Love and Faith (1978) de Kei Kumai: ***
Ogin-sama, título original que tem como subtítulo Love and Faith (amor e fé: duas emoções subjectivas capazes de descrever o conturbado período Sengoku), foi a primeira de duas obras kumaianas livremente inspiradas na escorregadia diplomacia do século XVI, remetendo sempre para duas figuras incontornáveis: Toyotomi Hideyoshi, o feroz unificador do Japão e o mestre de chá e seu conselheiro espiritual, Sen no Rikyu. Ao contrário do posterior Death of a Tea Master que examinava com tiques de policial essas duas personalidades históricas e o fim trágico que se abateu no final da sua relação, Love and Faith escalpeliza com pormenor as convulsões dessa era politicamente dividida e contrabalança as inclinações arrogantemente autocráticas de Toyotomi com um amor proibido entre Ogin, filha do mestre de chá, e Ukon, um nobre recentemente convertido que vê banida a sua religião, o cristianismo. Relato de uma era instável dilacerada entre a recusa e a aceitação dos descobrimentos europeus, Love and Faith explora, portanto, a duas velocidades, por um lado, o rumo público de uma liderança expansionista, verdadeiramente dominada com pulso de ferro (Toyotomi interpretado pelo carismático Toshiro Mifune encarna bem o lema dos grandes ditadores: "quem não está a favor, está contra") e, por outro, a força privada de uma mulher incapaz de se vergar perante a autoridade, afirmando o seu amor e a sua honra até às últimas consequências. Podemos mesmo dizer que Ogin desempenha aqui um Sen no Rikyu feminino, no sentido em que a tenacidade e a perenidade dos seus valores não encontram barreiras ou constrangimentos e o avanço da sua vontade (até à morte) surge como a maior das ousadias. Basta, portanto, ver quem assinou o argumento para levantar o véu da dúvida: o mizoguchiano Yoshitaka Yoda que aqui fala outra vez de uma mulher maior do que a história, afogada no sacrifício da sua teimosia feminina. Um retrato mizoguchiano sem Mizoguchi.

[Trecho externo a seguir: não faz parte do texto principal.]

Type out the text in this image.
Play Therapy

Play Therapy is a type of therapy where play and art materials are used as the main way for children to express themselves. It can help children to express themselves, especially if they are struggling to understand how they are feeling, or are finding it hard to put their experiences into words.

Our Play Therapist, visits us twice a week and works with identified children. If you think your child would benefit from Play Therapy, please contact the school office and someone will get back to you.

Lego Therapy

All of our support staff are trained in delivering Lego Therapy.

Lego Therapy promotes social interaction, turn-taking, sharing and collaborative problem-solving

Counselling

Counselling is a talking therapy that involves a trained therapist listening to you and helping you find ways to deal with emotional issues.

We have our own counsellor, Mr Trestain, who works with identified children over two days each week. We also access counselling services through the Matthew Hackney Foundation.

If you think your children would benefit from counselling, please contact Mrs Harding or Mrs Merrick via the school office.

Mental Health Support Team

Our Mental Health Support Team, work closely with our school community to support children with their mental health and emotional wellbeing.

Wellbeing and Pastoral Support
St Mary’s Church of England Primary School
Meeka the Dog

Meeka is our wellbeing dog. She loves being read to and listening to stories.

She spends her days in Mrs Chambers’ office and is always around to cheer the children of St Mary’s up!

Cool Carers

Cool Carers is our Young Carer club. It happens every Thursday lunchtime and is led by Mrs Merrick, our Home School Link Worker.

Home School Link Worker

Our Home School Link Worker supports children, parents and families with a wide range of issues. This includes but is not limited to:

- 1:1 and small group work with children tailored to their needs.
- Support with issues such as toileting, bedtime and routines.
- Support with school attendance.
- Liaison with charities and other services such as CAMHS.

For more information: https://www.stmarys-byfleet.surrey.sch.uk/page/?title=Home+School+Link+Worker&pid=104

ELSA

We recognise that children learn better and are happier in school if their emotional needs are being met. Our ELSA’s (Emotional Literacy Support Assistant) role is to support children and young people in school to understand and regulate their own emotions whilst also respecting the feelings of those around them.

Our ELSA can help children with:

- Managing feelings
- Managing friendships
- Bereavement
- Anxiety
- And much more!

The Killing Game (1978) de Toru Murakawa: ****
De lentes embaciadas, Shohei Narumi fuma um cigarro noturno frente à janela da sua próxima vítima. Por esta altura já conhecemos o sangue assassino que corre nas veias do incrível hitman e a missão que abre esplendidamente The Killing Game não podia ser mais emblemática do silêncio duro que caracteriza o seu método imperdoável. Depois de matar friamente o alvo pretendido usando a secretária e presumível amante deste como escudo, Narumi prepara-se para se desfazer da única testemunha daquele assassinato junto às docas desertas e azuis da aurora. "Na cabeça não", diz-lhe a viúva quando vê o revólver apontado ao seu cérebro; "eu quero morrer bela". Talvez surpreendido pelo eco misterioso dessas palavras o atirador baixa a arma e poupa a vida daquela mulher fatal que sabe demasiado e seguramente virá a causar-lhe problemas no futuro e assim acontece cinco anos depois num jogo letal entre a falsa irmandade de dois gangues, sedentos pela mútua anulação e conquista. No segundo capítulo da Trilogia Game, Yusaku Matsuda inclusivamente dá uma de Toshiro Mifune e replica por breves momentos o papel famoso de Yojimbo, armadilhando duplamente quem o contrata e complicando as coordenadas de ambas as facções de mafiosos, como quem não quer a coisa. Mas, se na película de Akira Kurosawa a tensão de ser descoberto e a astúcia do protagonista eram o segredo do seu sucesso, em The Killing Game rapidamente as máscaras caem e o caos descontrolado se origina. Nessa altura, percebemos outra vez como é despretensioso o estilo de Toru Murakawa já que a mestria e total controlo dos seus planos é digna de estudo atento mas facilmente poderá ficar dissolvida nas idiossincrasias mais comuns de um filme de acção. São, portanto, as imagens que nos resgatam, é a presença inclassificável do cativante Yusaku Matsuda que nos põe a aplaudir de pé, é portanto o segmento final que fecha o círculo. Nessa despedida sangrenta da mulher reencontrada (absurda e à margem de estudos de personagem), nessa orgia de violência filmada num só take e que é, sem exageros, das cenas de acção mais marcantes e mais inesquecíveis do cinema japonês.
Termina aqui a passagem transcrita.